In a statement carried in the ethers, emanating from the highest spire of Trump Tower, pompous billionaire Donald Trump pledged, “I will find the rest of him.”
Referring to the announcement of the discovery of the so-called “God Particle,” Trump went on, “If anyone can find the Deity, my boys can.” The Donald will be utilizing the same team of crack investigators that he used to prove that President Obama’s birth certificate was printed on paper made in Kenya with ink manufactured in Iran. “Now that I’ve categorically proven that Barak Hussein Obama is not an American, I can go on to fry bigger fish! And that fish is GOD.”
Operating under the assumption that where there is one particle of something, there must be a whole lot more somewhere, Mr. Trump is confidant, “maybe he’s just been out of town.” Trump spiritual advisor, Jerry Falwell, feels Trump is the man for the job. “Anyone who builds a Byzantine, gold skyscraper in midtown Manhattan in the 20th century is my first choice to locate a misplaced Supreme Being. God is obviously leaving a trail and this particle is the first breadcrumb.”
While the scientific community totally resists any theological implications associated with the Higgs boson particle, religious leaders are miffed that it took the largest machine ever created to find the smallest thing known to man... to prove something they assumed they knew all along. Which, in fact, has nothing at all to do with physics or the now famous particle.
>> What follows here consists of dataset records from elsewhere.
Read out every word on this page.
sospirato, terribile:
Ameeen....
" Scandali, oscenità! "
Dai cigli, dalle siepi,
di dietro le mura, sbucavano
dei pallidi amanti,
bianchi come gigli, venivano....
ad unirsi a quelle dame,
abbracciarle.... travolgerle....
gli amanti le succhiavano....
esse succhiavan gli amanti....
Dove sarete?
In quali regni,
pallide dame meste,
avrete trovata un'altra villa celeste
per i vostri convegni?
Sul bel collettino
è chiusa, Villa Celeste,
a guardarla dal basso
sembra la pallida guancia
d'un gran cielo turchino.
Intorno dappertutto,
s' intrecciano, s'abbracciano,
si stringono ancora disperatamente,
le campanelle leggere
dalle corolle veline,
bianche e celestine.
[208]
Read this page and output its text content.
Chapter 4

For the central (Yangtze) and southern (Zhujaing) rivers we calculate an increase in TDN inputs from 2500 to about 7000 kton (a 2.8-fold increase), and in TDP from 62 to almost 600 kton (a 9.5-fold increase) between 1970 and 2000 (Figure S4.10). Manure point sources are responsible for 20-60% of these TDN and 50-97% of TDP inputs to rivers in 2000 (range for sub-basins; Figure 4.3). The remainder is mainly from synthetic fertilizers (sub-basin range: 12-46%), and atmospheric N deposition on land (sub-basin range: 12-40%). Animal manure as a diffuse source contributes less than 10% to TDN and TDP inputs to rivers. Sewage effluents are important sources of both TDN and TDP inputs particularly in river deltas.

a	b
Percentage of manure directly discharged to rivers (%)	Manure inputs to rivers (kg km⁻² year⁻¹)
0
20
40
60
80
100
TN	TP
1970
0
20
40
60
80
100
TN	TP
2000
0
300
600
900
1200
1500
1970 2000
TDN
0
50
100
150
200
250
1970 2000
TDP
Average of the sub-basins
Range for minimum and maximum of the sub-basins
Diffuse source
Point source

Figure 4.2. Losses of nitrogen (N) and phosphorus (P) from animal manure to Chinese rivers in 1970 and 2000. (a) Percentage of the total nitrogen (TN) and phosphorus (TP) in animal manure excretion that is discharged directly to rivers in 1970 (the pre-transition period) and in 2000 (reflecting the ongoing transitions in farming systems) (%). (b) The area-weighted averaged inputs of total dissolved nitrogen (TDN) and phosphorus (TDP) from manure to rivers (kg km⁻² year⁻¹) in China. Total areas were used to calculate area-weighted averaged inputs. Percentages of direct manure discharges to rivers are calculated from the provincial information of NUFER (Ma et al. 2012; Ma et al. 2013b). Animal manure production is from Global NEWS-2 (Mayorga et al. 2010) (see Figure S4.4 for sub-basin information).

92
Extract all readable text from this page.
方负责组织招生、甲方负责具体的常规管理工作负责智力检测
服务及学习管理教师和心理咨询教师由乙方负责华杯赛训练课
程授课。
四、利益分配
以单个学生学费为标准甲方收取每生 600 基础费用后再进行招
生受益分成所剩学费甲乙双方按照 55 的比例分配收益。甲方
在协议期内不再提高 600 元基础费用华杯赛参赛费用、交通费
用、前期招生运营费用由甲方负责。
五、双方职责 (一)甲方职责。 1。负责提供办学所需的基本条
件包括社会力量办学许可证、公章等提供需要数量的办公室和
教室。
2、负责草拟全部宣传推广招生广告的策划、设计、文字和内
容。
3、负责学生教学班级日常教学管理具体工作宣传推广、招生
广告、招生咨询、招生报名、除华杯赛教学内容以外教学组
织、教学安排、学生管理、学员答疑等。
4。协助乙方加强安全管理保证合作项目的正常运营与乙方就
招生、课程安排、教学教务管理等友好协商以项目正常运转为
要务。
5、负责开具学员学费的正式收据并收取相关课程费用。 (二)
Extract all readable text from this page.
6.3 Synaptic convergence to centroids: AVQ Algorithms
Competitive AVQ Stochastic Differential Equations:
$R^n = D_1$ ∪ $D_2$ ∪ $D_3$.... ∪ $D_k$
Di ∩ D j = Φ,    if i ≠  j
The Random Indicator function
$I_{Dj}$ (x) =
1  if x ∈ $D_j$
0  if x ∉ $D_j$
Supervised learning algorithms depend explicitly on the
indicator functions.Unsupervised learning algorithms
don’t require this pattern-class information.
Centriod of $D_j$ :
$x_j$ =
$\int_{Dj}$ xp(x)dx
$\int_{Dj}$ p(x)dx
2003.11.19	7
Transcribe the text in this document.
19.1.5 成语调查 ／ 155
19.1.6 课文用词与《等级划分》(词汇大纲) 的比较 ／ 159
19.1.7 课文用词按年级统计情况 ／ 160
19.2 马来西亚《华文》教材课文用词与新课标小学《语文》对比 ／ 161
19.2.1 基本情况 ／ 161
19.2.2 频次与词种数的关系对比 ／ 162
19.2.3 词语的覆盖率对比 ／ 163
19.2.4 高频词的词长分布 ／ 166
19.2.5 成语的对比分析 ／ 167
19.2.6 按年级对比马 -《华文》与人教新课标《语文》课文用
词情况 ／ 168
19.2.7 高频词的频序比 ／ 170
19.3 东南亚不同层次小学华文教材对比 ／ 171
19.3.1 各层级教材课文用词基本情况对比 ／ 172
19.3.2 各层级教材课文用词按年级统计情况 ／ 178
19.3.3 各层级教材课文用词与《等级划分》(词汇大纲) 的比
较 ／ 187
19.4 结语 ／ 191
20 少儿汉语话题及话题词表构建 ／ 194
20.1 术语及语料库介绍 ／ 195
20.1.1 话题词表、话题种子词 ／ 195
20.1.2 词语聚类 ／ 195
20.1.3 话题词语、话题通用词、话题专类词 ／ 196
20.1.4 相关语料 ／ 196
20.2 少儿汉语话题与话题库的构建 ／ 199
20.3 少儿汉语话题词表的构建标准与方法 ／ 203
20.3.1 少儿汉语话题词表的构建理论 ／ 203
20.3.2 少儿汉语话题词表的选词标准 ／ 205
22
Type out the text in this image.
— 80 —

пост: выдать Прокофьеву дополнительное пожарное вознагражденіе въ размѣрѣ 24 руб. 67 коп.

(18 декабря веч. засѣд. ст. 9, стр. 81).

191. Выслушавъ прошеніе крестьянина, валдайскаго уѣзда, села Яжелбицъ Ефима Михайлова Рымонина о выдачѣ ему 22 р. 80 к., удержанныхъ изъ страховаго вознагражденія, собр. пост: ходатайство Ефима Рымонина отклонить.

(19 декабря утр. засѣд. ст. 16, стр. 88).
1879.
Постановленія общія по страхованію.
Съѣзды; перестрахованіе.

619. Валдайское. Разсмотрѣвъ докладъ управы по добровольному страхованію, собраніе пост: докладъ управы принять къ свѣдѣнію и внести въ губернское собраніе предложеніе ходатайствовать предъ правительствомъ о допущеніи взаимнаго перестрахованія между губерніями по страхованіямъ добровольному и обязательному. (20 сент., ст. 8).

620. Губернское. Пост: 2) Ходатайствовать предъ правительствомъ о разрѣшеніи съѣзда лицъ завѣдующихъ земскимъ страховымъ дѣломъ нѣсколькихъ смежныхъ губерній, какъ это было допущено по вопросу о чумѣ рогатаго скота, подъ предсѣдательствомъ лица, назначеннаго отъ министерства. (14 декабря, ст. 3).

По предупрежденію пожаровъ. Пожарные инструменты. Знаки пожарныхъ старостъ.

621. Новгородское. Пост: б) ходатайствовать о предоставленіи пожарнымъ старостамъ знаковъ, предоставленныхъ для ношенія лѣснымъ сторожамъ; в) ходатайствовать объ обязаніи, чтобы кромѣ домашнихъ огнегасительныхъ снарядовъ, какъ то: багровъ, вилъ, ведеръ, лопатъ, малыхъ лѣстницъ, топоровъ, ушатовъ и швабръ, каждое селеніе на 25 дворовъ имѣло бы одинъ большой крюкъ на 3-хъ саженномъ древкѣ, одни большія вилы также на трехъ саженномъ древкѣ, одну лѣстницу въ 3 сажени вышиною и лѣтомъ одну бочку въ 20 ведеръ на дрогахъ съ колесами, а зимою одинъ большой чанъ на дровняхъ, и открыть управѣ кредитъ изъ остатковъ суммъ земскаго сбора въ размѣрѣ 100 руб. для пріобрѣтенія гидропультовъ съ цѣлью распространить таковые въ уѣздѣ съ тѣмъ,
News anchors around the globe are scrambling to figure out how to explain the earthshaking discovery in layman’s terms. With the exception of Hollywood show business reporters who are finding it useful in describing the size of the brains of Brittany Spears, Paris Hilton and a few Kardashians.
Advocates of string theory are trying to assess how the discovery affects them. But since only six people really understand string theory, no one cares.